David Rosenfelt takes this issue to the next level and one, I confess, that had not occurred to me. Put simply, a daughter develops a serious heart complaint. Only a transplant can save her. Should the otherwise healthy mother be allowed to act as the donor? To act as a further complication, six years before the need becomes pressing, the mother admitted to the murder of her husband. In a land that continues to allow capital punishment, she avoided the death penalty and languishes in jail. Morally, this might change our view of her proposed self-sacrifice but, as the law stands, the state cannot facilitate her death, no matter what the politics of the day might say. Enter our legal hero, the underachieving Jamie Wagner, who has an impressive academic record, but is on a fast-track to obscurity in a top firm of attorneys. He’s rescued by three people. A senior partner instructs him to take on our prisoner’s case pro bono and his parents disapprove, insisting he withdraw. Whereas he would normally continue on his melancholic downward spiral, there’s an essential perversity when it comes to his parents’ wishes. This means he’s thoroughly engaged when he goes to the prison even though, legally, he doesn’t have a prayer. So his Plan B is to get her out of jail. Not the easiest of tasks. But there’s a parole hearing due and, if he could prove her innocent, she would be released pending an appeal against conviction. Enter Jonathan Novack who was the lead detective at the time of the arrest.
The techno element of the thriller is one we would all prefer to think is science fiction, but the reality is rather more real than most believe. Everyone knows about the dark arts of hacking at a theoretical level, but we carefully put a ring-fence around our fears. We can sleep easy in our beds when we think only our privacy is at risk. It’s inconvenient if someone steals our credit card details but we can recover from this. If there’s an attack on critical infrastructure, say the power grid, this could cause deaths, disrupt cities, and take a long time to repair. Needless to say, the investigation triggered by Wagner leads Novack to start looking at some computer frauds. This proves to be a Pandora’s Box particularly when it becomes obvious identities can be so easily manipulated once access to databases has been established. Except, of course, hackers don’t always stop at the theft of data when security systems are often so poorly designed. These villains can sit undetected inside computers for months if not years, learning how every aspect of the business and physical processes are controlled.

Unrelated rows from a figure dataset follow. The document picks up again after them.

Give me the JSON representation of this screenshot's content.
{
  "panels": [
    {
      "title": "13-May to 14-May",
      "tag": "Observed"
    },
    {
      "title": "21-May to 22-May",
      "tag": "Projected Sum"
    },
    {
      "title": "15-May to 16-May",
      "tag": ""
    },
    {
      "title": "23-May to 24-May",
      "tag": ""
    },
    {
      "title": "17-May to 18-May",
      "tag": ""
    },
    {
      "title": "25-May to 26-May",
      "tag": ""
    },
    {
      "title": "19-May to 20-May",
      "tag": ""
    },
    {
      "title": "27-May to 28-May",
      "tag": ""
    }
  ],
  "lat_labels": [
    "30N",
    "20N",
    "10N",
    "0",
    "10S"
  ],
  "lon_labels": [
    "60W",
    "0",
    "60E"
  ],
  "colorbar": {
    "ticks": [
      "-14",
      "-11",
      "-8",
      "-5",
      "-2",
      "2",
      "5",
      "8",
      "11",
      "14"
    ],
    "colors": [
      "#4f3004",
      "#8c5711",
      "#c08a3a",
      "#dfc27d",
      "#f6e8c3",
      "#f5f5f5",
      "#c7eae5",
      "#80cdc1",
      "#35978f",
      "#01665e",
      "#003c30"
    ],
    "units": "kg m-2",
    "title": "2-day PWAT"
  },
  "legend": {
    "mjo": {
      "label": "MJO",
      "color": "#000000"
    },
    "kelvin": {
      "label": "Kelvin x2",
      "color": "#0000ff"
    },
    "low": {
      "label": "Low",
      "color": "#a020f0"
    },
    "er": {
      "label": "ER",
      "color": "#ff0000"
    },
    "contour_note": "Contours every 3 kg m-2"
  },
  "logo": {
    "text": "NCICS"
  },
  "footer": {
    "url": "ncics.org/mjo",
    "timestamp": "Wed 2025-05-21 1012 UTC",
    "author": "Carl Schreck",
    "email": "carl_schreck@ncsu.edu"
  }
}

The structure of the book gives Wagner a first-person voice with multiple points of view in short chapters covering all the other players. It’s a very dynamic format, driving the story forward as the action rapidly escalates. I was hooked and swept through at a gallop. On the way, David Rosenfelt reveals a sly sense of humour and the occasional smile encourages us to keep up the pace. I’m not sure I’m convinced by our hero’s romantic interest in his client. We all know it can’t go anywhere. She’s either staying put in jail or lies dead to save her daughter. I think he would probably be less involved but, at my age, I know little about the young. Perhaps they really are this impractical in matters of the heart (sic). Nevertheless, put all this together and you arrive breathless at the end, collecting the prize money in the winner’s enclosure and retiring to he nearest bar to open a bottle of champagne. Read Heart of a Killer or miss out!
A copy of this book was sent to me for review.